"Life doesn't scare me" presents an interesting cinema experience as it took several years to shoot so the main actresses could grow up. Director Noémie Lvovsky first shot a television film, "Petites" (see that entry), with the same characters, and later incorporated footage from the TV project into this film.
You have to understand the title as an ironical one, for "Life doesn't scare me" is about four teenage girls for whom life is nothing but scary. Emilie (Magali Woch), Inès (Ingrid Molinier), Stella (Julie-Marie Parmentier) and Marion (Camille Rousselet) are four friends who grow up in Paris in the late 70s and early 80s. School, parents, boyfriends, illness: some issues are difficult to handle but friendship can heal many wounds.

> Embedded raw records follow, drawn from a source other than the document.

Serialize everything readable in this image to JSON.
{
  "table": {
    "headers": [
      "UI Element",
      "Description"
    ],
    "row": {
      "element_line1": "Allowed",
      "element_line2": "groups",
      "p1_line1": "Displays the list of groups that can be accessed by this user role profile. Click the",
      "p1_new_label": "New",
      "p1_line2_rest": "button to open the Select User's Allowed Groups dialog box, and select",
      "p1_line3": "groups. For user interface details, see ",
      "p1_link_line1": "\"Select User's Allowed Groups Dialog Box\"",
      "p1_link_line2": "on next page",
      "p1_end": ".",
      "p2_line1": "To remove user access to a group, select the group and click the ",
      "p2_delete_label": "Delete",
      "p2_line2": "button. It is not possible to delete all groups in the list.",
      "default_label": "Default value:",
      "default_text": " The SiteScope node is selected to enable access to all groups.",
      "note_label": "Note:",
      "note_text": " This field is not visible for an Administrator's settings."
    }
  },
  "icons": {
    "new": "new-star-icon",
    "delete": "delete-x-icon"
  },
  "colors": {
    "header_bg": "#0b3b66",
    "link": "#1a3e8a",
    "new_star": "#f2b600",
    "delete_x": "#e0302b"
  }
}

After "Petites", "Life doesn't scare me" deepens the study of these four endearing girls and their struggle with the ups and downs of adolescence and early adulthood. I could relate easily to "Petites" and its follow-up because of the fabulous re-creation of the late 70s and early 80s. Clothes, songs, habits and of course school life all look and sound true. To me, it was like traveling back in my school days memories. This tender patchwork of a film has obviously benefited from a wonderful cast (with its four remarkable young leads, a good support cast (Valeria Bruni Tedeschi shines as Emilie's mother, veteran Luis Rego is just fine as an aging Spanish immigrant), and even interesting small parts -- where you'll find future Cesar winner Emmanuelle Devos). No special effects, no jumping and running here, but a bittersweet chronicle, a sensitive approach to the feelings of young women. But don't expect a sad film nor a work filled with melancholy, it is on the contrary a fresh, sincere and often funny look on teenage years, those years filled with hope and anguish, laughter and tears, that most of the people remember later as the "good old days". Like "Petites", this film is also a good representative of the "New French Cinema". After this diptych, Noémie Lvovsky went on with her writing/directing career but interestingly enough, she is more and more successful as an actress today (more especially in "Actrices", directed by her friend Valeria Bruni Tedeschi and in "Les beaux gosses"/"The French Kissers").